Limits of Irish Disability Act

See this article. An excerpt:

Boiled down, this is what the Disability Act has to say about access where people with disabilities are concerned. It says public buildings should be accessible to them if that is practicable.

It says there should be a code of practice, but the minister can reject it. If the minister accepts the code of practice, public bodies have to comply with them “to such extent as is practical having regard to (their) resources and obligations”.

The act goes on to say that most public buildings will have to comply with accessibility regulations by 2015 - yes, 2015! - unless, of course, “making the building accessible to persons with disabilities would not be justified, on the grounds of cost, having regard to the use to which the building is put.”
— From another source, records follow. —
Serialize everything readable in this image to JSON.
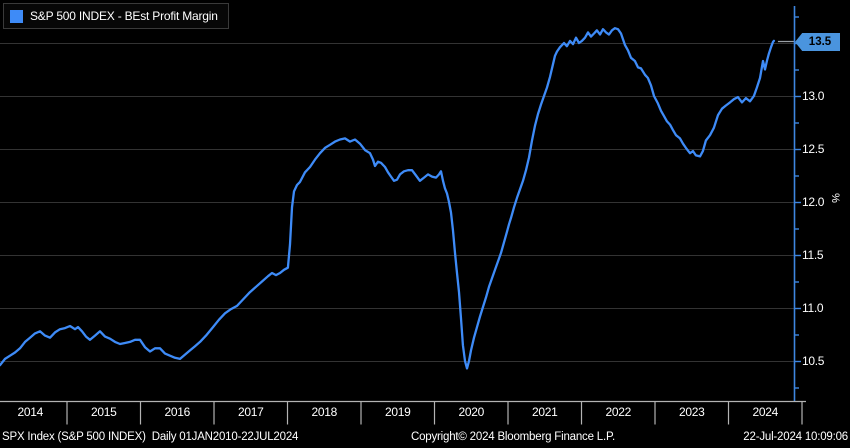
{
  "legend": {
    "label": "S&P 500 INDEX - BEst Profit Margin",
    "swatch_color": "#3e8bf7"
  },
  "axis_tag": {
    "value": "13.5",
    "color": "#4a94de"
  },
  "y_axis": {
    "unit": "%",
    "labels": [
      "13.5",
      "13.0",
      "12.5",
      "12.0",
      "11.5",
      "11.0",
      "10.5"
    ]
  },
  "x_axis": {
    "years": [
      "2014",
      "2015",
      "2016",
      "2017",
      "2018",
      "2019",
      "2020",
      "2021",
      "2022",
      "2023",
      "2024"
    ]
  },
  "footer": {
    "left": "SPX Index (S&P 500 INDEX)  Daily 01JAN2010-22JUL2024",
    "copyright": "Copyright© 2024 Bloomberg Finance L.P.",
    "timestamp": "22-Jul-2024 10:09:06"
  },
  "chart_data": {
    "type": "line",
    "title": "S&P 500 INDEX - BEst Profit Margin",
    "ylabel": "%",
    "ylim": [
      10.2,
      13.85
    ],
    "xlim": [
      2014.09,
      2024.89
    ],
    "y_ticks": [
      13.5,
      13.0,
      12.5,
      12.0,
      11.5,
      11.0,
      10.5
    ],
    "minor_tick_step": 0.25,
    "grid": true,
    "legend_position": "top-left",
    "last_value": 13.5,
    "colors": {
      "line": "#3e8bf7",
      "grid": "#333333",
      "axis": "#3e86e0",
      "strip": "#b3b3b3",
      "leader": "#9aa0a6"
    },
    "series": [
      {
        "name": "S&P 500 INDEX - BEst Profit Margin",
        "color": "#3e8bf7",
        "points": [
          [
            2014.088,
            10.46
          ],
          [
            2014.156,
            10.52
          ],
          [
            2014.224,
            10.55
          ],
          [
            2014.292,
            10.58
          ],
          [
            2014.36,
            10.62
          ],
          [
            2014.428,
            10.68
          ],
          [
            2014.497,
            10.72
          ],
          [
            2014.565,
            10.76
          ],
          [
            2014.633,
            10.78
          ],
          [
            2014.701,
            10.74
          ],
          [
            2014.769,
            10.72
          ],
          [
            2014.837,
            10.77
          ],
          [
            2014.905,
            10.8
          ],
          [
            2014.973,
            10.81
          ],
          [
            2015.041,
            10.83
          ],
          [
            2015.109,
            10.8
          ],
          [
            2015.15,
            10.82
          ],
          [
            2015.204,
            10.78
          ],
          [
            2015.258,
            10.73
          ],
          [
            2015.313,
            10.7
          ],
          [
            2015.381,
            10.74
          ],
          [
            2015.449,
            10.78
          ],
          [
            2015.517,
            10.73
          ],
          [
            2015.585,
            10.71
          ],
          [
            2015.653,
            10.68
          ],
          [
            2015.721,
            10.66
          ],
          [
            2015.789,
            10.67
          ],
          [
            2015.857,
            10.68
          ],
          [
            2015.925,
            10.7
          ],
          [
            2015.993,
            10.7
          ],
          [
            2016.061,
            10.63
          ],
          [
            2016.129,
            10.59
          ],
          [
            2016.197,
            10.62
          ],
          [
            2016.265,
            10.62
          ],
          [
            2016.333,
            10.57
          ],
          [
            2016.401,
            10.55
          ],
          [
            2016.469,
            10.53
          ],
          [
            2016.537,
            10.52
          ],
          [
            2016.605,
            10.56
          ],
          [
            2016.673,
            10.6
          ],
          [
            2016.741,
            10.64
          ],
          [
            2016.809,
            10.68
          ],
          [
            2016.891,
            10.74
          ],
          [
            2016.986,
            10.82
          ],
          [
            2017.068,
            10.89
          ],
          [
            2017.149,
            10.95
          ],
          [
            2017.231,
            10.99
          ],
          [
            2017.313,
            11.02
          ],
          [
            2017.394,
            11.08
          ],
          [
            2017.49,
            11.15
          ],
          [
            2017.571,
            11.2
          ],
          [
            2017.653,
            11.25
          ],
          [
            2017.734,
            11.3
          ],
          [
            2017.789,
            11.33
          ],
          [
            2017.843,
            11.31
          ],
          [
            2017.898,
            11.33
          ],
          [
            2017.952,
            11.36
          ],
          [
            2018.006,
            11.38
          ],
          [
            2018.034,
            11.6
          ],
          [
            2018.061,
            11.95
          ],
          [
            2018.088,
            12.1
          ],
          [
            2018.129,
            12.16
          ],
          [
            2018.17,
            12.19
          ],
          [
            2018.238,
            12.28
          ],
          [
            2018.306,
            12.33
          ],
          [
            2018.374,
            12.4
          ],
          [
            2018.442,
            12.46
          ],
          [
            2018.51,
            12.51
          ],
          [
            2018.578,
            12.54
          ],
          [
            2018.646,
            12.57
          ],
          [
            2018.714,
            12.59
          ],
          [
            2018.782,
            12.6
          ],
          [
            2018.85,
            12.57
          ],
          [
            2018.918,
            12.59
          ],
          [
            2018.986,
            12.55
          ],
          [
            2019.054,
            12.49
          ],
          [
            2019.122,
            12.46
          ],
          [
            2019.163,
            12.4
          ],
          [
            2019.19,
            12.34
          ],
          [
            2019.231,
            12.38
          ],
          [
            2019.272,
            12.37
          ],
          [
            2019.326,
            12.33
          ],
          [
            2019.367,
            12.28
          ],
          [
            2019.408,
            12.24
          ],
          [
            2019.449,
            12.2
          ],
          [
            2019.49,
            12.21
          ],
          [
            2019.53,
            12.26
          ],
          [
            2019.585,
            12.29
          ],
          [
            2019.639,
            12.3
          ],
          [
            2019.694,
            12.3
          ],
          [
            2019.748,
            12.25
          ],
          [
            2019.802,
            12.2
          ],
          [
            2019.857,
            12.23
          ],
          [
            2019.911,
            12.26
          ],
          [
            2019.966,
            12.24
          ],
          [
            2020.02,
            12.23
          ],
          [
            2020.061,
            12.26
          ],
          [
            2020.088,
            12.29
          ],
          [
            2020.115,
            12.2
          ],
          [
            2020.142,
            12.13
          ],
          [
            2020.17,
            12.08
          ],
          [
            2020.197,
            12.0
          ],
          [
            2020.224,
            11.9
          ],
          [
            2020.251,
            11.73
          ],
          [
            2020.279,
            11.52
          ],
          [
            2020.306,
            11.33
          ],
          [
            2020.333,
            11.15
          ],
          [
            2020.36,
            10.9
          ],
          [
            2020.387,
            10.65
          ],
          [
            2020.415,
            10.5
          ],
          [
            2020.442,
            10.43
          ],
          [
            2020.469,
            10.5
          ],
          [
            2020.496,
            10.6
          ],
          [
            2020.537,
            10.72
          ],
          [
            2020.578,
            10.82
          ],
          [
            2020.619,
            10.92
          ],
          [
            2020.66,
            11.01
          ],
          [
            2020.7,
            11.1
          ],
          [
            2020.741,
            11.2
          ],
          [
            2020.782,
            11.28
          ],
          [
            2020.823,
            11.36
          ],
          [
            2020.864,
            11.44
          ],
          [
            2020.905,
            11.52
          ],
          [
            2020.945,
            11.62
          ],
          [
            2020.986,
            11.72
          ],
          [
            2021.013,
            11.79
          ],
          [
            2021.041,
            11.85
          ],
          [
            2021.081,
            11.95
          ],
          [
            2021.122,
            12.04
          ],
          [
            2021.163,
            12.12
          ],
          [
            2021.204,
            12.2
          ],
          [
            2021.245,
            12.3
          ],
          [
            2021.285,
            12.42
          ],
          [
            2021.326,
            12.58
          ],
          [
            2021.367,
            12.72
          ],
          [
            2021.408,
            12.83
          ],
          [
            2021.449,
            12.92
          ],
          [
            2021.49,
            13.0
          ],
          [
            2021.53,
            13.08
          ],
          [
            2021.571,
            13.18
          ],
          [
            2021.612,
            13.3
          ],
          [
            2021.639,
            13.38
          ],
          [
            2021.666,
            13.42
          ],
          [
            2021.707,
            13.46
          ],
          [
            2021.762,
            13.5
          ],
          [
            2021.802,
            13.47
          ],
          [
            2021.843,
            13.52
          ],
          [
            2021.884,
            13.49
          ],
          [
            2021.925,
            13.55
          ],
          [
            2021.966,
            13.5
          ],
          [
            2022.006,
            13.52
          ],
          [
            2022.047,
            13.55
          ],
          [
            2022.088,
            13.6
          ],
          [
            2022.129,
            13.56
          ],
          [
            2022.17,
            13.59
          ],
          [
            2022.21,
            13.62
          ],
          [
            2022.251,
            13.58
          ],
          [
            2022.292,
            13.63
          ],
          [
            2022.333,
            13.6
          ],
          [
            2022.374,
            13.58
          ],
          [
            2022.415,
            13.62
          ],
          [
            2022.455,
            13.64
          ],
          [
            2022.496,
            13.63
          ],
          [
            2022.537,
            13.59
          ],
          [
            2022.592,
            13.48
          ],
          [
            2022.632,
            13.43
          ],
          [
            2022.673,
            13.36
          ],
          [
            2022.727,
            13.33
          ],
          [
            2022.768,
            13.27
          ],
          [
            2022.809,
            13.26
          ],
          [
            2022.864,
            13.2
          ],
          [
            2022.904,
            13.17
          ],
          [
            2022.945,
            13.1
          ],
          [
            2022.986,
            13.0
          ],
          [
            2023.04,
            12.93
          ],
          [
            2023.081,
            12.86
          ],
          [
            2023.122,
            12.81
          ],
          [
            2023.163,
            12.76
          ],
          [
            2023.204,
            12.73
          ],
          [
            2023.244,
            12.68
          ],
          [
            2023.285,
            12.63
          ],
          [
            2023.34,
            12.6
          ],
          [
            2023.381,
            12.55
          ],
          [
            2023.421,
            12.51
          ],
          [
            2023.476,
            12.46
          ],
          [
            2023.517,
            12.48
          ],
          [
            2023.557,
            12.44
          ],
          [
            2023.612,
            12.43
          ],
          [
            2023.652,
            12.48
          ],
          [
            2023.693,
            12.58
          ],
          [
            2023.748,
            12.63
          ],
          [
            2023.802,
            12.7
          ],
          [
            2023.857,
            12.82
          ],
          [
            2023.911,
            12.88
          ],
          [
            2023.965,
            12.91
          ],
          [
            2024.02,
            12.94
          ],
          [
            2024.074,
            12.97
          ],
          [
            2024.128,
            12.99
          ],
          [
            2024.183,
            12.94
          ],
          [
            2024.237,
            12.98
          ],
          [
            2024.292,
            12.95
          ],
          [
            2024.346,
            13.0
          ],
          [
            2024.387,
            13.08
          ],
          [
            2024.428,
            13.17
          ],
          [
            2024.469,
            13.33
          ],
          [
            2024.496,
            13.25
          ],
          [
            2024.523,
            13.33
          ],
          [
            2024.55,
            13.4
          ],
          [
            2024.578,
            13.46
          ],
          [
            2024.605,
            13.51
          ],
          [
            2024.618,
            13.52
          ]
        ]
      }
    ]
  }
}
There is even a section of the bill that requires heritage sites to be made accessible. But the bill hastily adds that “nothing in this section shall be construed as authorising or requiring the adaptation or modification of any heritage site contrary to law”.
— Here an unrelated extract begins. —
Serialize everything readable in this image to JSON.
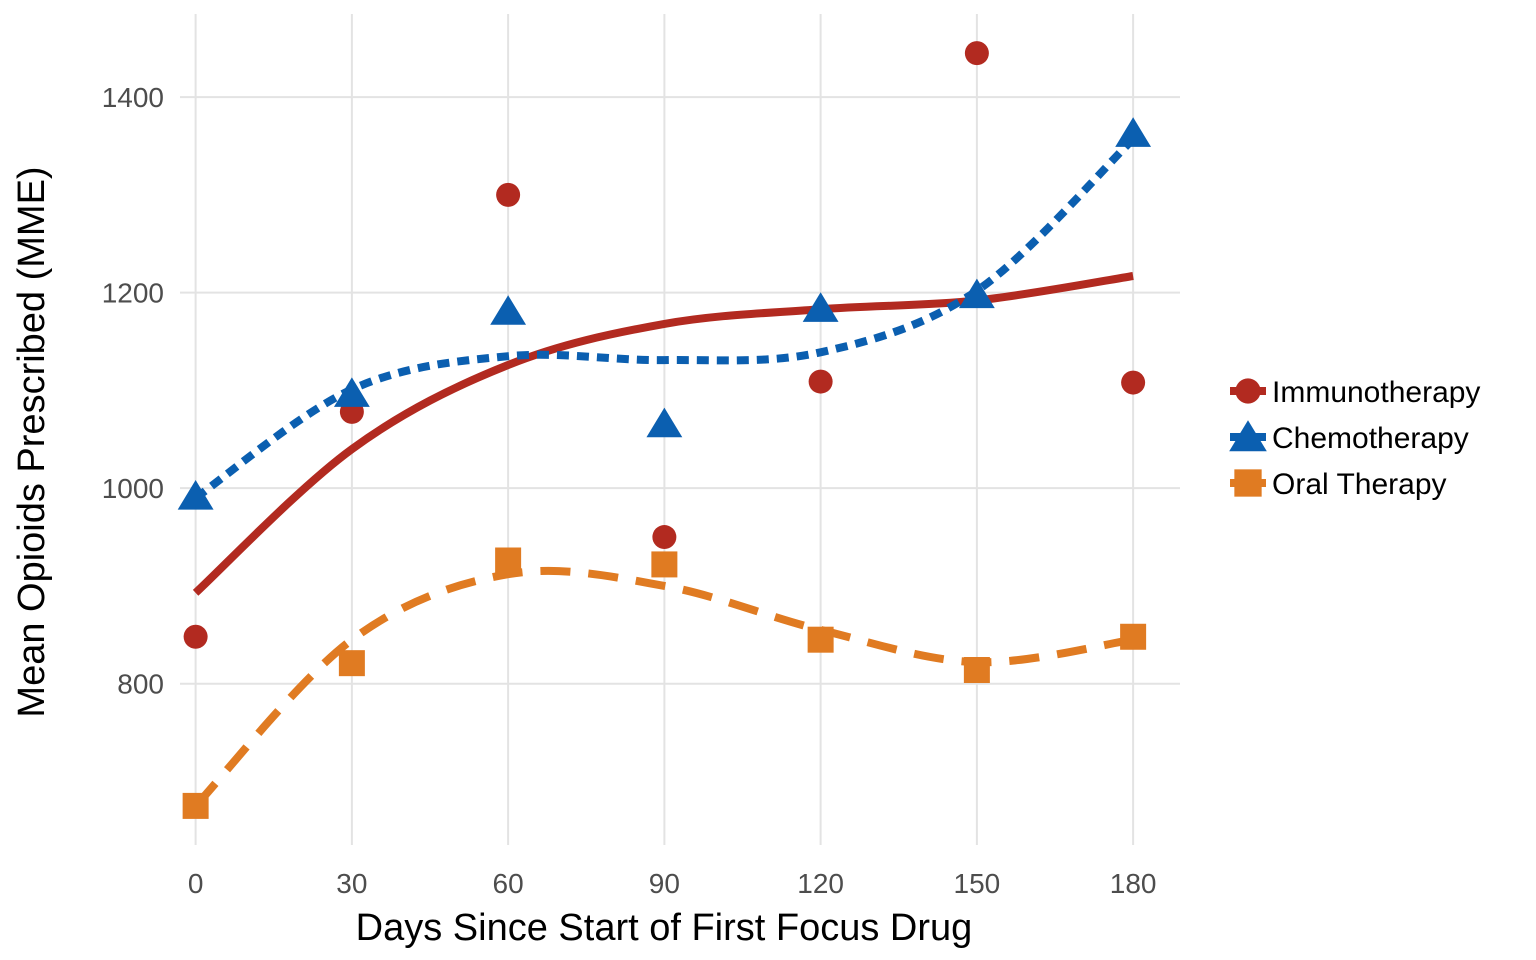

I don’t honestly think that people with disabilities expect the entrance to the chamber at Newgrange to be widened to allow a wheelchair in, or to have lifts installed in the round tower at Glendalough. But it’s clear from such sections that the drafters of the act felt the need to protect themselves from anyone in the disability community who might be feeling litigious. The good news about the Disability Act 2005 is that it proposes the appointment of an enormous army of people to ensure that citizens with a disability get their rights.

There will be liaison officers, assessment officers, complaints officers, appeals officers, enquiry officers, yet more complaints officers, and if all that fails, there will be recourse to the ombudsman.

The bad news is that since the act contains no rights whatsoever, this army of officers will find itself rather redundant. Every single time the act imposes an obligation to make something accessible, it immediately waters it down to the point of non-existence.

And you might have noticed in everything I’ve said about the act that I talked only about public buildings. That is because the act is completely silent on the subject of private buildings. So access to the department stores, restaurants, pubs and hotels of Ireland will continue to be a matter entirely at the discretion of the proprietors of those establishments.

While many have made genuine efforts, there are many others who subconsciously cling to the notion that people with a disability have only themselves to blame.

Does that seem harsh? Next time you see a person in a wheelchair unable to gain access to a pub, ask yourself could it really be the case that his or her wheelchair is too wide. Or is it just possible that the door was designed without the slightest thought being given to the needs of a person in a wheelchair?

NEXT time you see a blind person being slashed by the branches of an overhanging tree, ask yourself why no-one seems to have any obligation to keep trees pruned away from the public path.

I have said it many times before in these pages - these things are a function of public attitudes. They result in a form of second-class citizenship.